Fu così che cominciò il mio viaggio, ma la leggerezza che mi aveva accompagnato fino a quel momento si tramutò in un peso insostenibile dopo quel bacio. Ormai ero conscio del fatto che in ballo c’era molto più della mia vita, c’era la consapevolezza di essere ricambiato, dopo anni passati ad aspettare. Alzai sul naso la sciarpa bianca che mi avvolgeva il collo e sistemai gli occhialoni, virando verso la Francia. Solo dopo due giorni mi trovai sull’Atlantico, non senza problemi. Il mio fido compagno era ormai vecchio e di quando in quando perdeva potenza o, alla peggio, carburante. Ma mi fidavo di lui, sapevo che non mi avrebbe deluso. Sotto di me osservai il colore scuro dell’oceano, così grande e spaventoso. I flutti producevano un rumore minaccioso e a giudicare dalla brezza che ne proveniva non doveva essere caldo. Rabbrividii al pensiero di poterci precipitare.
 
 Improvvisamente uno scoppio del motore mi fece perdere  quota e olio misto a carburante mi finirono in faccia e sugli occhiali, accecandomi.

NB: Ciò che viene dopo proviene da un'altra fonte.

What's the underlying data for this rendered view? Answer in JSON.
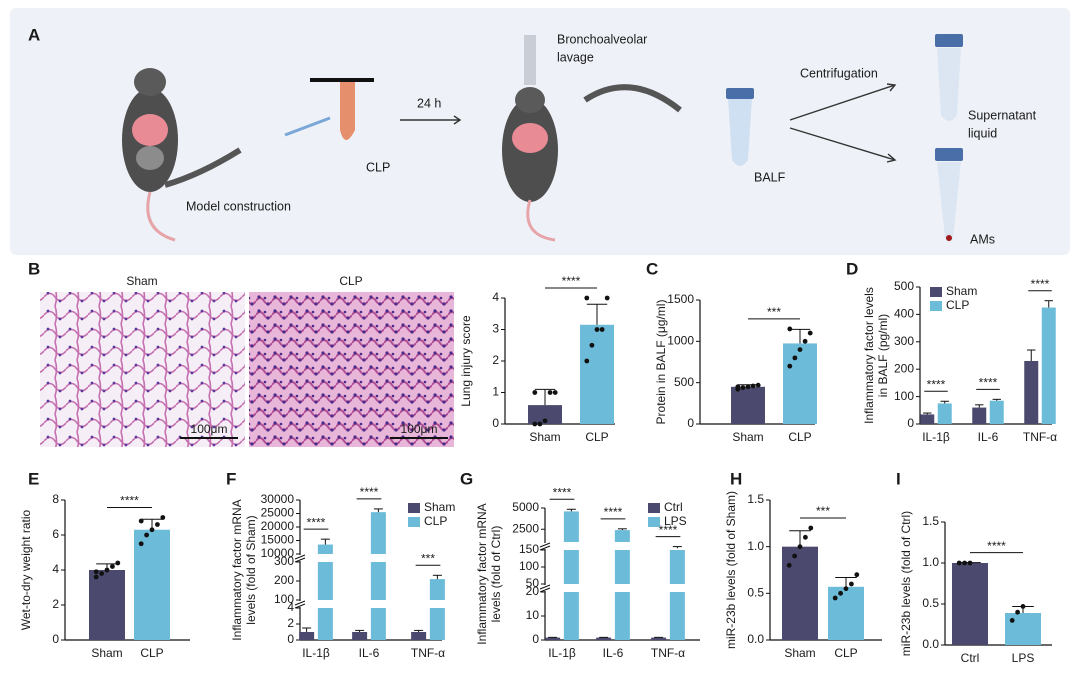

Cercai di toglierli il più velocemente possibile, ma quando ci riuscii capii che non avevo tempo per fare nulla. Tentai un’ultima disperata manovra, ma il muso del mio idrovolante rosso si infranse contro la superficie dell’oceano. L’acqua era gelida e mi avvolse immediatamente, come un sudario. Non seppi come feci a riemergere, fu tutto troppo veloce. Mi guardai intorno febbrilmente, osservando la carcassa del velivolo che affondava e scompariva sotto i miei piedi. Cercai di tenermi a galla, ma era come se qualcosa volesse trascinarmi sotto. Fu per miracolo che un rimasuglio di quella che una volta doveva essere l’ala sbatté contro la mia schiena. Mi ci arrampicai e poi mi stesi su di esso, cercando di non muovermi. Avevo freddo e tremavo, non sapevo cosa fare, come sopravvivere, ma ciò che mi corrodeva da dentro era sapere che probabilmente non sarei mai riuscito a mantenere la mia promessa: rivedere Maria. Mi lasciai andare e col pensiero corsi alla mia Italia, alla mia isola e alla taverna.
 
 Un refolo di vento sfiorò la guancia della donna e questa si voltò verso il mare, sussurrando il mio nome. Sapeva che non sarei tornato.